Prix neuve 68 500 francs (1969. Par comparaison,

une 365 GT 2+2 valait 106 500 francs)

Cote actuelle 7-900 000 €


 

UNE STAR EST NÉE

Même si vous croyez la connaître, l’histoire de la Dino réclame un peu de débroussaillage. Elle est née dans un contexte d’opportunité commerciale, de douleur, d’honneur sportif et de dynastie familiale privée d’un héritier légitime avec le décès en 1956 d’Alfredo “Dino” Ferrari, à l’âge de 24 ans. En donnant à une série de moteurs de compétition le nom de son fils, qui avait travaillé sur un V6 avant sa disparition, Enzo a semé les graines d’une gamme de Ferrari plus petites et moins chères, même si la forme qu’elles prendraient n’était pas encore claire.
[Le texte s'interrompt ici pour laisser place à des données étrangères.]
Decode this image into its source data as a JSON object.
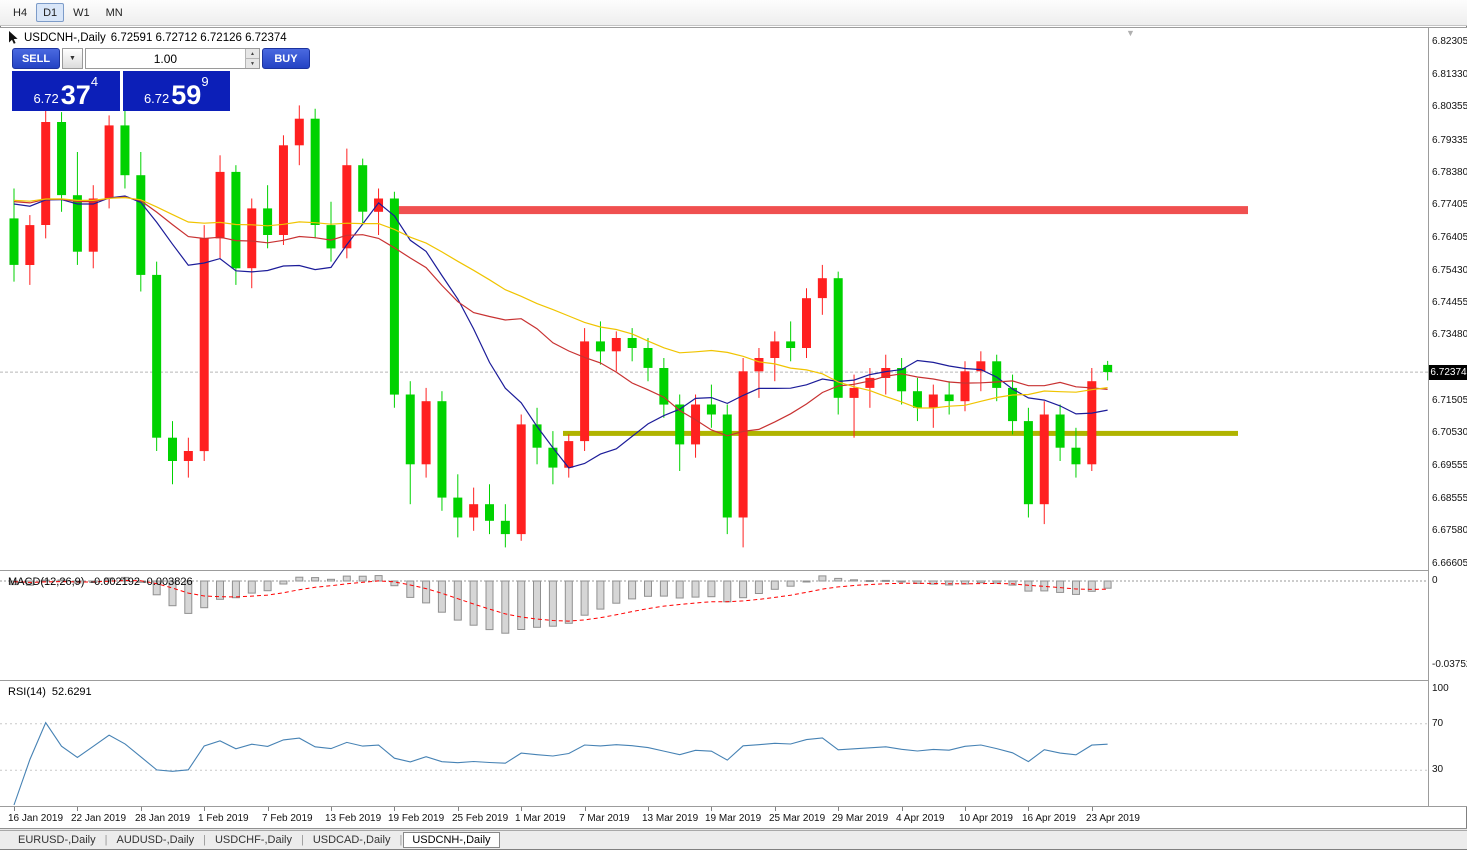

Il savait sans doute qu’un tel modèle réclamerait des fonds et une coopération extérieurs, et l’ASA 1000 avait montré qu’il n’était pas hostile à l’idée d’une autre marque produisant une “Ferrarina” sous licence.

Mais l’origine de la Dino de route vient de la nécessité de produire 500 exemplaires d’un moteur de 6 cylindres maximum pour l’homologation de la Formule 2 de 1965. Enzo considérait la F2 comme un moyen important de révéler de jeunes talents italiens. Concevoir un tel moteur n’était pas un problème (il existait la version 1,5 litre), mais trouver l’espace et le personnel pour le fabriquer était impossible pour une firme concentrée sur les monoplaces de GP et les voitures d’endurance de grosse cylindrée. Ferrari a alors sollicité l’aide de Fiat, signant un accord avec Gianni Agnelli pour fabriquer à Turin une version “industrialisée” du V6 quatre arbres conçu par Franco Rocchi, pour le coupé et le spider Fiat Dino. L’angle de 65° laissait la place pour des culasses à deux ACT et des carburateurs Weber 40DCN.

La vente de ces voitures a rapidement satisfait aux exigences d’homologation, et la rumeur n’a pas tardé à circuler d’une voiture à moteur central, comme l’ont annoncé plusieurs show cars entre 1965 et 1967. D’abord la 206 Speciale (ci-dessus) basée sur une 206 S de course. Son V6 longitudinal était factice, sans équipage mobile, mais la forme posait le principe d’une biplace au dessin voluptueux, et elle annonçait un nouveau système de dénomination reprenant la cylindrée et le nombre de cylindres.

La Dino Berlinetta GT de Turin, en 1966, était plus proche de la version lancée un an plus tard. Les trois premiers exemplaires étaient des prototypes de présérie fabriqués par Pininfarina, les autres par Scaglietti. Les livraisons ont commencé au printemps 1968, avec 99 unités vendues cette année-là et 51 la suivante, avant le remplacement par la 246 GT de 195 ch. Avec son bloc en fonte et sa carrosserie acier, la 246 était plus lourde de 150 kg, mais les 15 ch de plus (et un couple plus généreux) compensaient ce handicap. Et surtout, elle était suffisamment robuste et aboutie pour s’attaquer aux Porsche 911.